4.1. Algorithm Description
The fingerprint features use the mean value of each AP, that is:
That is, in the training phase, the data of each AP collected at the same position is averaged multiple times, and in the positioning phase, the difference is that the training phase collects as much data as possible to obtain as much information as possible, the positioning phase only collects less data and reduces positioning latency, which improves real-time performance to a certain extent.
Fingerprint matching uses quick selection. The pseudo code is as follows:
Set a selection interval for the received AP's image strength (SNR-Σ, SNR + Σ) and the empirical value of Σ for multiple experiments, find the location points that meet the range in the fingerprint database. If n location points fall into the range, the weights of these location points are 1/N, respectively, for other location points, the weights are 0. After the above processing is performed on all APs, the largest Location Point of the weights is the estimated location. If the weights of multiple locations are the same, the signal strength distance is compared to the minimum.
4.2. Algorithm Analysis
The algorithm in this paper is based on the relatively stable Statistical Characteristics of HTTP. From Figure 11, we can see that the histogram distribution of the bps value is similar to the normal distribution curve, therefore, the mean value is a certain value that represents the characteristics of the HTTP. This also avoids the deviation of the positioning result caused by the instability of a certain AP in the signal strength of a single scan.
Figure 11 Statistical Features
Time Complexity Analysis: A scan has m APs and N locations in the early training phase. m is required, and N locations are traversed each time, the time complexity is O (M * n). When the weights are the same, you must make a secondary selection. In the worst case, compare n times. The time complexity is O (n ), therefore, the total time complexity is O (M * n ).
5. Experiment
5.1. Experiment Process
The experiment was conducted on the 6-layer computing Institute, as shown in Figure 12. A total of 24 locations were collected in the corridor on both sides of the North and South, about 4 meters away, plus data at a total of 25 locations in room 645. The scan cycle is 1 S, and the number of scans is 120. It takes about one hour to collect data.

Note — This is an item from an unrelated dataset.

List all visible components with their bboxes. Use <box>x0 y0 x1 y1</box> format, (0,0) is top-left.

Figure 12 experiment environment
This experiment mainly verifies the positioning accuracy. Therefore, the mean value of multiple scans is used as the signal feature during positioning. A total of six locations are selected as the location points of the experiment. The number of tests is about 50, and the scan cycle is 2 S. See figure 13.

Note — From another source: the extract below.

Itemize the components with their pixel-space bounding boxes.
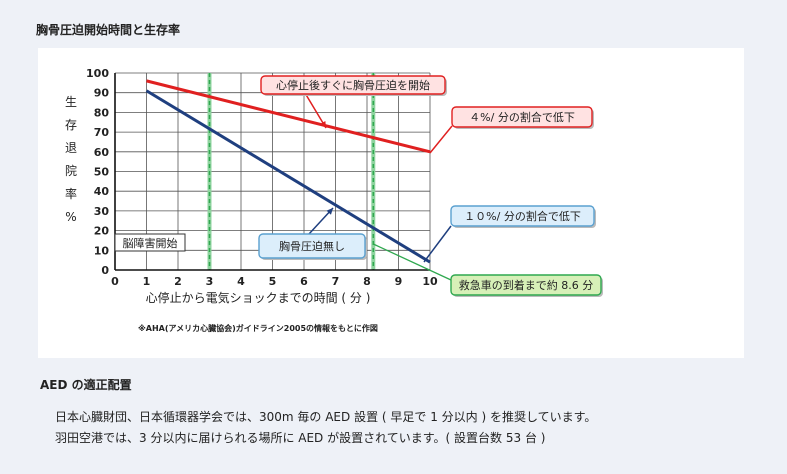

Figure 13 mobile terminal display
5.2. Experiment results
The results of each experiment position are shown in figure 14. the positioning accuracy of each random test position is high.

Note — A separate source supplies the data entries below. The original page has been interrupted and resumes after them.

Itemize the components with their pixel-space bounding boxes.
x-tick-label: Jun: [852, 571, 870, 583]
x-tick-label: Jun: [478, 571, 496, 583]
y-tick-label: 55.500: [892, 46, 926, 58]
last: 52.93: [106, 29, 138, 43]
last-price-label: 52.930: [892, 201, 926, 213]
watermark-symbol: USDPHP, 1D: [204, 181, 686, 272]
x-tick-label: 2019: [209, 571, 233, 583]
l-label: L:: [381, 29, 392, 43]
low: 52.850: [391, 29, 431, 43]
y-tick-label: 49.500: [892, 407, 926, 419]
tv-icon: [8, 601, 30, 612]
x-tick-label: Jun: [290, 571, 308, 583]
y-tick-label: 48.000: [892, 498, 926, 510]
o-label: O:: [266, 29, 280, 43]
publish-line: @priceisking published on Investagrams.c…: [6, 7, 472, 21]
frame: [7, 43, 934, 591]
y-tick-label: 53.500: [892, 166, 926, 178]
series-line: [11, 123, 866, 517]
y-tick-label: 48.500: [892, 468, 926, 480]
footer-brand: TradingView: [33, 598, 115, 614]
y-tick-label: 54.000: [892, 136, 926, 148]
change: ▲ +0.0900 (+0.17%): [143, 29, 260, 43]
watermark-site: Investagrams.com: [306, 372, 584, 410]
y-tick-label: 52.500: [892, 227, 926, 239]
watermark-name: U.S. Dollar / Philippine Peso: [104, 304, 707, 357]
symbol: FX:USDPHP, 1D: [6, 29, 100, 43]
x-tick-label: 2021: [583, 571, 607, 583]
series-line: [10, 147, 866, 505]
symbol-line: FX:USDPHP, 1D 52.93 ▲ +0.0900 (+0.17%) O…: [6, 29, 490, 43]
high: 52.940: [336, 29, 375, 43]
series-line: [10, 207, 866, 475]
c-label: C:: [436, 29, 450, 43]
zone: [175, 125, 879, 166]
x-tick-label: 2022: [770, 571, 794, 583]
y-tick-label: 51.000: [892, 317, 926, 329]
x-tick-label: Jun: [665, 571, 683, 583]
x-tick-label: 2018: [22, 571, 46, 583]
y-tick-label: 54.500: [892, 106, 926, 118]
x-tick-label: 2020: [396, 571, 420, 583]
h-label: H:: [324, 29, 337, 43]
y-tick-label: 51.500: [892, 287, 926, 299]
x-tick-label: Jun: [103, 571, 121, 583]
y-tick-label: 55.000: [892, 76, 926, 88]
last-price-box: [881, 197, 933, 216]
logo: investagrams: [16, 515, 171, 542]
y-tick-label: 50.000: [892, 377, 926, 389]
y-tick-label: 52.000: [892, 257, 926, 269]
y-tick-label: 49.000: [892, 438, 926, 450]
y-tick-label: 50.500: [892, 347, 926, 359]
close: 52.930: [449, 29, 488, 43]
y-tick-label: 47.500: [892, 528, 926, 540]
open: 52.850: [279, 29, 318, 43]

Figure 14 location of each experiment
6. Summary
Based on the Android smartphone platform, this paper designs and implements a mobile terminal Location System Based on Wi-Fi signals, and proposes a location algorithm based on weight selection, to some extent, the positioning error caused by random disturbance of the received signal is overcome. after testing in the actual environment, the accuracy of multiple positioning experiments is about 4 meters, and the positioning accuracy can be further improved by adjusting the AP layout. This system can be conveniently deployed in pavilions, campuses, and other practical scenarios.